A widespread challenge across therapeutic areas
These are not certainly isolated stories. They reflect a much broader trend across healthcare, particularly in conditions where symptoms are absent or intermittent.
• In hypertension, only around 51% of patients remain adherent to long-term treatment [EMC, 2023 – https://www.emc.id/en/care-plus/must-know-beware-of-asymptomatic-hypertension-and-how-to-treat-it].
• In asthma, adherence to inhaled therapies often falls below 50%, driven by technique difficulties, regimen complexity, or denial of the condition [PMC, 2011 – https://pmc.ncbi.nlm.nih.gov/3191684/].
• In mental health, adherence rates are among the lowest: 56% for schizophrenia, 50% for major depressive disorder, and just 44% for bipolar disorder [PMC, 2017 – https://pmc.ncbi.nlm.nih.gov/5418936/].
In contrast, when the stakes feel immediate, the pattern shifts:
• In HIV, adherence to antiretroviral therapy (ART) remains a challenge but rates average around 70–80% globally [WHO, 2023 – https://www.who.int/news-room/fact-sheets/detail/hiv-aids].

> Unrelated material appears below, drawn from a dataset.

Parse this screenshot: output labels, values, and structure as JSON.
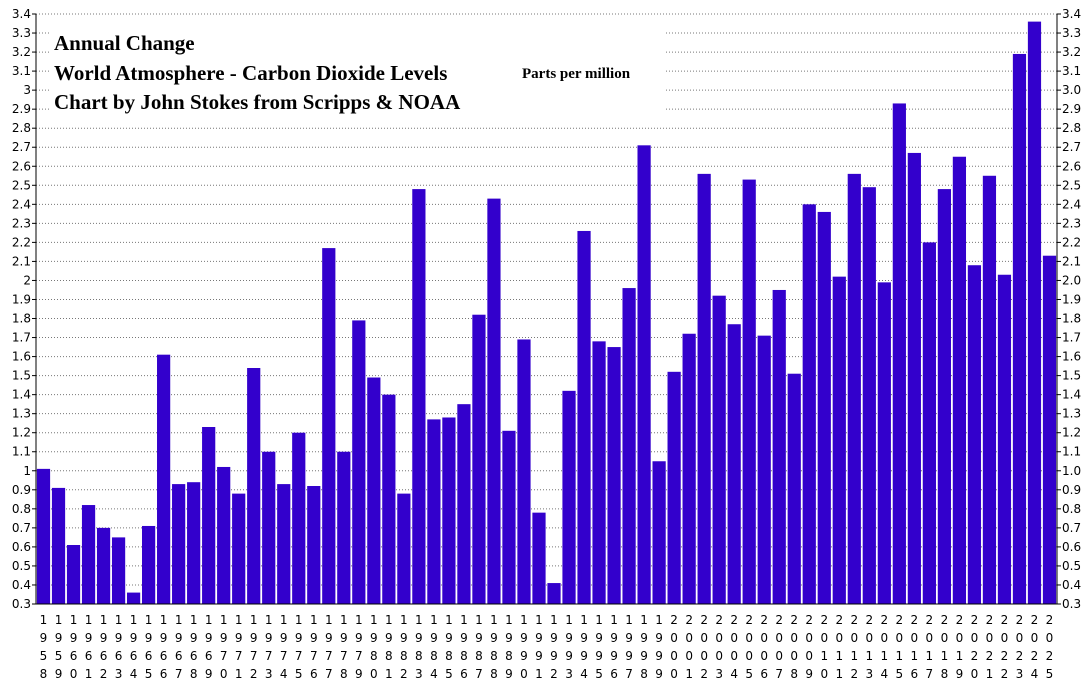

• In multiple sclerosis, one study showed 77.2% adherence at one year - which is far better than adherence seen in conditions like rheumatoid arthritis, epilepsy, or Parkinson’s disease [AJMC, 2021 – https://www.ajmc.com/view/comparison-of-adherence-across-chronic-conditions].
Urgency, visibility, and structured support systems make a measurable difference.
Supporting adherence - what works and what doesn’t
We often get involved with helping pharmaceutical companies finding good solutions to support patient adherence and we have heard all sorts of feedback. Digital tools, apps, reminders, and smart pillboxes can ease the burden of remembering. Motivational interviewing where HCPs shift from instructing to exploring beliefs opens space for honest dialogue. Peer stories resonate in a way clinical facts rarely do. And simplifying regimens—through weekly dosing, fixed-dose combinations, or home delivery can reduce friction.
As AI continues to reshape healthcare, adherence is becoming a prime target for automation and optimization. Predictive algorithms, chatbot reminders, and even AI-generated nudges promise better outcomes at scale. These tools can help flag patients at risk of dropping off and optimize when and how reminders are delivered.
Also, behavioral science is also making a resurgence, this time with a digital twist. There’s growing momentum around personalized nudging, adaptive messaging, and gamified self-management, rooted in behavioral models and patient segmentation. When done well, these approaches can create more relevant, timely, and psychologically informed touch-points.
On the other hand, let’s be honest: many traditional efforts may still fall flat according to the feedback we receive from both physicians and patients. Educational materials often feel generic. Scare tactics may prompt action but not for long. And subtle blame, even unintended, may push patients away rather than pulling them closer.
So where do we go from here?
We need to stop treating adherence as a binary outcome and start recognizing it as a complex behavior influenced by belief, context, and experience.
Let’s move from asking “Are patients adherent?” to asking a different set of questions: “Do they believe in the treatment?” “Do they feel the benefits - or only the burden?” “Does the treatment regimen fit their life - or complicate it?"